Chapitre 40/24316%~8 min de lecture1 402 mots

Le président de la compagnie Wooddola, Zendo, fixait une lettre avec perplexité dans son bureau.

C'était une servante de la maison Kleinzelt qui la lui avait remise la veille au soir.

La pièce, baignée par la lumière de l'aube, était impeccablement nettoyée, et le bâtiment, relativement récent, y ajoutait une impression de propreté.

Le gazouillis des petits oiseaux saluant l'arrivée du matin résonnait dans la compagnie. Zendo regarda par la fenêtre en pensant avec ironie qu'on appellerait probablement cela le chant de l'oiseau solitaire.
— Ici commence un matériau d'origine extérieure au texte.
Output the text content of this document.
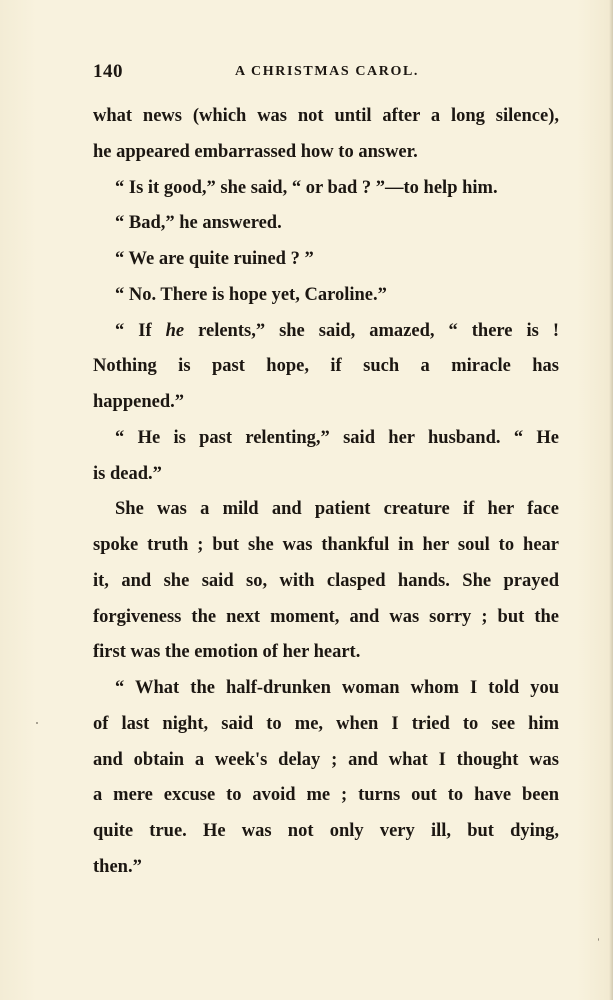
140	A CHRISTMAS CAROL.
what news (which was not until after a long silence),
he appeared embarrassed how to answer.
“ Is it good,” she said, “ or bad ? ”—to help him.
“ Bad,” he answered.
“ We are quite ruined ? ”
“ No. There is hope yet, Caroline.”
“ If he relents,” she said, amazed, “ there is !
Nothing is past hope, if such a miracle has
happened.”
“ He is past relenting,” said her husband. “ He
is dead.”
She was a mild and patient creature if her face
spoke truth ; but she was thankful in her soul to hear
it, and she said so, with clasped hands. She prayed
forgiveness the next moment, and was sorry ; but the
first was the emotion of her heart.
“ What the half-drunken woman whom I told you
of last night, said to me, when I tried to see him
and obtain a week's delay ; and what I thought was
a mere excuse to avoid me ; turns out to have been
quite true. He was not only very ill, but dying,
then.”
Devant la compagnie, malgré le matin d'hiver, des hommes musclés stationnaient. On devinait qu'ils étaient des hommes de main de la faction de l'Église, mais ils ne saccageaient rien, se contentant d'être là. Pourtant, leur seule présence dégageait une aura barbare qui, devenue pression, éloignait les clients.

« Encore une journée bien pénible. »

« Si tu le penses, sers donc le thé. »

À la voix d'une femme venant de l'intérieur de la pièce, Zendo se retourna lentement.

Une femme referma la porte derrière elle, qui s'était ouverte à on ne sait quel moment. Assise sur le canapé de qualité qu'il avait acheté à l'époque où les affaires étaient florissantes, elle ricanait.

C'était elle qui avait financé Zendo pour qu'il établisse sa boutique dans la capitale royale, et elle était devenue son bras droit aux capacités d'administration et d'exécution extrêmement élevées.

« Une fois qu'ils auront bu, ils seront à nous. Présente-leur une facture salée. »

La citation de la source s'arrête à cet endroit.